The Blog

  • January 13, 2010
  • What Salesforce should do with that money

    So the news is that Salesforce.com is raising five hundred million dollars so that it can go on a buying spree.  Half a billion isn’t what it used to be but it can still buy a good weekend in Vegas or a nice stable of emerging technology companies.  What would I do with that much money?  Assuming Vegas is off the list, here are a few ideas.

    First things first: Why borrow that kind of money when you have about nine hundred million bucks on your balance sheet?  The question answers itself.  You borrow when you can get money at attractive rates and the best time to be a borrower is when you can walk away from a middling deal.  In my humble opinion, they’re borrowing the money because they can and because coming out of a recession is a nice time to pick up some bargains.  A bargain here would be an emerging company with innovative IP and a weak balance sheet.

    So what are they likely to do with the cash?

    Let’s digress for a moment.  Seems to me that CRM is in need of a makeover.  The economic drivers that I think will be driving business in the next two decades include high and dynamic energy and transportation costs, mature markets and increasingly savvy customers who will not suffer fools.  Companies that expect to be competitive in those conditions will need different and better business processes and the software to support them.  As configured, CRM today gets C’s and D’s when examined against those economic drivers.

    First, I would buy technologies that enable a company to substitute social awareness for transportation.  As transportation becomes more expensive and business people travel less, the options are to not do business or to find other means.  I am betting we’ll choose business by other means and that leads to awareness over transportation.  CRM gets a D in awareness so far and that needs to change.  There are enough emerging companies getting close to figuring out awareness in a business context and I’d be a buyer in that market.

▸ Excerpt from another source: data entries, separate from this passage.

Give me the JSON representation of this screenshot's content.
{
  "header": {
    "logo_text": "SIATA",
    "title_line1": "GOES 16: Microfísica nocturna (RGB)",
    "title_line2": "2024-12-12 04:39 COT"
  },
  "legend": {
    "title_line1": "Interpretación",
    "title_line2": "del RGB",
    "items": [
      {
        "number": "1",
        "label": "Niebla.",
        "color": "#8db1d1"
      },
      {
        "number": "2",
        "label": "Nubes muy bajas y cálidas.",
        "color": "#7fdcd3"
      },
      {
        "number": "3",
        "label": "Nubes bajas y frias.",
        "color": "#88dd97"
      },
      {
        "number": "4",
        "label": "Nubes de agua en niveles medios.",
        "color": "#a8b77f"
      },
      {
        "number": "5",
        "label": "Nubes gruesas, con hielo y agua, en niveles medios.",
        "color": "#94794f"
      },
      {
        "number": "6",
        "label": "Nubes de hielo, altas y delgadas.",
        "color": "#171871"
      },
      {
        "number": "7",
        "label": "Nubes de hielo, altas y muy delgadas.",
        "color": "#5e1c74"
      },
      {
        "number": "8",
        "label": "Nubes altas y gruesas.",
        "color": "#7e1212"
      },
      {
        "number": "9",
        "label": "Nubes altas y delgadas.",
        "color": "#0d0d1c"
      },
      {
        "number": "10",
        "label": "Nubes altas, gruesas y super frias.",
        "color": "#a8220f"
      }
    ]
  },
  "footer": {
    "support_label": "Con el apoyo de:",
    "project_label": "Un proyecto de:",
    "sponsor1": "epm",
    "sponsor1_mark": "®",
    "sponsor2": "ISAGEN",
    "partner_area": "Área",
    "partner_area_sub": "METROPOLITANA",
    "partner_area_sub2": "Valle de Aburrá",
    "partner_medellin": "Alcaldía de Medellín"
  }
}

    Then I would look at the community side of social media.  CRM has been chasing outbound social media with the ardor of a superannuated sophomore with mixed results.  It’s been a one-way street so far and frankly, I am not sure if outbound social media companies know how to dance with CRM.  Inbound or community oriented social media has been another story.  Inbound companies have ignored CRM preferring to think that what they do is different.  It ain’t.  I’d look to buy an inbound community company and take the time to establish the business process support that will make one plus one equal fourteen.

    Then there’s video, VoIP and audio.  These technologies offer some great opportunities to CRM but they have to scale and come down a big learning curve pronto.  CRM has to have a native facility for making three to five minute videos on the desktop — with or without people but with narration and other sounds.  They used to be called commercials; we’ll find another name for this narrow cast cousin.  I’d buy some companies in these areas more on speculation at this point but I would still buy for the experience value.

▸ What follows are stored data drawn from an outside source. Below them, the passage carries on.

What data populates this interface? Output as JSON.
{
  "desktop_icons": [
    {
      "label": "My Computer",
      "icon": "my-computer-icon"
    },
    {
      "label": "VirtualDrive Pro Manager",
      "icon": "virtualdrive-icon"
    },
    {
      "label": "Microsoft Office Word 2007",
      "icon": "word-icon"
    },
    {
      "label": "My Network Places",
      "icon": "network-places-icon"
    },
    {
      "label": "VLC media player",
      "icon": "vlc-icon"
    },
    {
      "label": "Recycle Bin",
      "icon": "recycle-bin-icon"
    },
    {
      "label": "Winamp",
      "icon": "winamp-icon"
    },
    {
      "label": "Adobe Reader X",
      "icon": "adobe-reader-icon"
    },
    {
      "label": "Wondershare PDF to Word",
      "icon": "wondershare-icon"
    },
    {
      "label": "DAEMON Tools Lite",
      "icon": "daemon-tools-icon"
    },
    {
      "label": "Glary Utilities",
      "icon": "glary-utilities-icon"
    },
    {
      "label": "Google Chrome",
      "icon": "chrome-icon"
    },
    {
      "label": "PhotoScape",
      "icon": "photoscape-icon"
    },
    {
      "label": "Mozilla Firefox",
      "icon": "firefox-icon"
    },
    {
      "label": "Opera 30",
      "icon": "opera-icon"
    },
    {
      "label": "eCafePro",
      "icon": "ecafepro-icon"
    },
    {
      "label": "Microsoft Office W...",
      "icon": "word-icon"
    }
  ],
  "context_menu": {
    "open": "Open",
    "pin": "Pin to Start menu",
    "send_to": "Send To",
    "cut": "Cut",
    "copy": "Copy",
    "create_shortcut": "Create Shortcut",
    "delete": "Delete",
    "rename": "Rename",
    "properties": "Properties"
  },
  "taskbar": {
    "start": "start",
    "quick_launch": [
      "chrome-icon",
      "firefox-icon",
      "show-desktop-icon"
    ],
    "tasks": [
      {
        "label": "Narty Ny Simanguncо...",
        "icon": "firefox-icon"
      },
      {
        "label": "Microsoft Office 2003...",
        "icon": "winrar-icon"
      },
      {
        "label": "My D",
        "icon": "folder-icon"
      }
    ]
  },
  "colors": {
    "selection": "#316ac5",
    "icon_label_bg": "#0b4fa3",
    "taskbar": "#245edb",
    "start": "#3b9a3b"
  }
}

    As part of the foray into video we should include a company or technology that supports Web based meetings.  When jet fuel hits eight or ten bucks a gallon (Can you guarantee it won’t?) user groups, training sessions and annual meetings just to name a few meeting types, will migrate to the Web.  It will be a good thing because it will save customers on the costs of travel and enable vendors to hold more rather than fewer big meetings.

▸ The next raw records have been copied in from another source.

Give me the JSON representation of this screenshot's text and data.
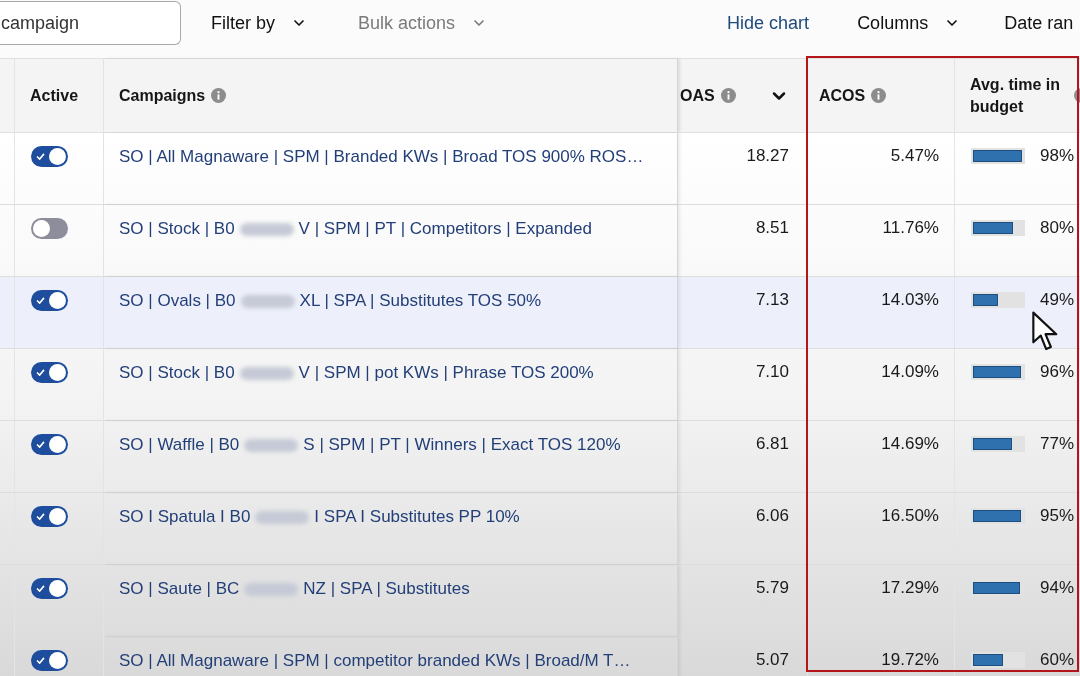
{
  "toolbar": {
    "search": {
      "placeholder": "campaign"
    },
    "items": [
      {
        "label": "Filter by",
        "kind": "dropdown",
        "disabled": false
      },
      {
        "label": "Bulk actions",
        "kind": "dropdown",
        "disabled": true
      },
      {
        "label": "Hide chart",
        "kind": "link",
        "disabled": false
      },
      {
        "label": "Columns",
        "kind": "dropdown",
        "disabled": false
      },
      {
        "label": "Date ran",
        "kind": "button",
        "disabled": false
      }
    ]
  },
  "table": {
    "columns": [
      {
        "label": "Active",
        "kind": "plain"
      },
      {
        "label": "Campaigns",
        "kind": "info"
      },
      {
        "label": "OAS",
        "kind": "info_sort"
      },
      {
        "label": "ACOS",
        "kind": "info"
      },
      {
        "label": "Avg. time in budget",
        "kind": "info"
      }
    ],
    "rows": [
      {
        "active": true,
        "highlighted": false,
        "campaign": [
          "SO | All Magnaware | SPM | Branded KWs | Broad TOS 900% ROS…"
        ],
        "roas": "18.27",
        "acos": "5.47%",
        "budget": {
          "level": 0.98,
          "reading": "98%"
        }
      },
      {
        "active": false,
        "highlighted": false,
        "campaign": [
          "SO | Stock | B0",
          "V | SPM | PT | Competitors | Expanded"
        ],
        "roas": "8.51",
        "acos": "11.76%",
        "budget": {
          "level": 0.8,
          "reading": "80%"
        }
      },
      {
        "active": true,
        "highlighted": true,
        "campaign": [
          "SO | Ovals | B0",
          "XL | SPA | Substitutes TOS 50%"
        ],
        "roas": "7.13",
        "acos": "14.03%",
        "budget": {
          "level": 0.49,
          "reading": "49%"
        }
      },
      {
        "active": true,
        "highlighted": false,
        "campaign": [
          "SO | Stock | B0",
          "V | SPM | pot KWs | Phrase TOS 200%"
        ],
        "roas": "7.10",
        "acos": "14.09%",
        "budget": {
          "level": 0.96,
          "reading": "96%"
        }
      },
      {
        "active": true,
        "highlighted": false,
        "campaign": [
          "SO | Waffle | B0",
          "S | SPM | PT | Winners | Exact TOS 120%"
        ],
        "roas": "6.81",
        "acos": "14.69%",
        "budget": {
          "level": 0.77,
          "reading": "77%"
        }
      },
      {
        "active": true,
        "highlighted": false,
        "campaign": [
          "SO I Spatula I B0",
          "I SPA I Substitutes PP 10%"
        ],
        "roas": "6.06",
        "acos": "16.50%",
        "budget": {
          "level": 0.95,
          "reading": "95%"
        }
      },
      {
        "active": true,
        "highlighted": false,
        "campaign": [
          "SO | Saute | BC",
          "NZ | SPA | Substitutes"
        ],
        "roas": "5.79",
        "acos": "17.29%",
        "budget": {
          "level": 0.94,
          "reading": "94%"
        }
      },
      {
        "active": true,
        "highlighted": false,
        "campaign": [
          "SO | All Magnaware | SPM | competitor branded KWs | Broad/M T…"
        ],
        "roas": "5.07",
        "acos": "19.72%",
        "budget": {
          "level": 0.6,
          "reading": "60%"
        }
      }
    ]
  }
}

    Another thing to keep in mind is that Salesforce is not exclusively a CRM company any more.  As a platform company, they need to constantly be mindful of the need to have a well-stocked platform containing all of the tools that business application developers of the near future will need.  Given the economic drivers you can bet that transaction oriented CRM or CRM with a few social refinements will not be enough.

    This is not a complete list but like Mark Twain said about a thousand lawyers chained together at the bottom of the ocean, it’s a good start.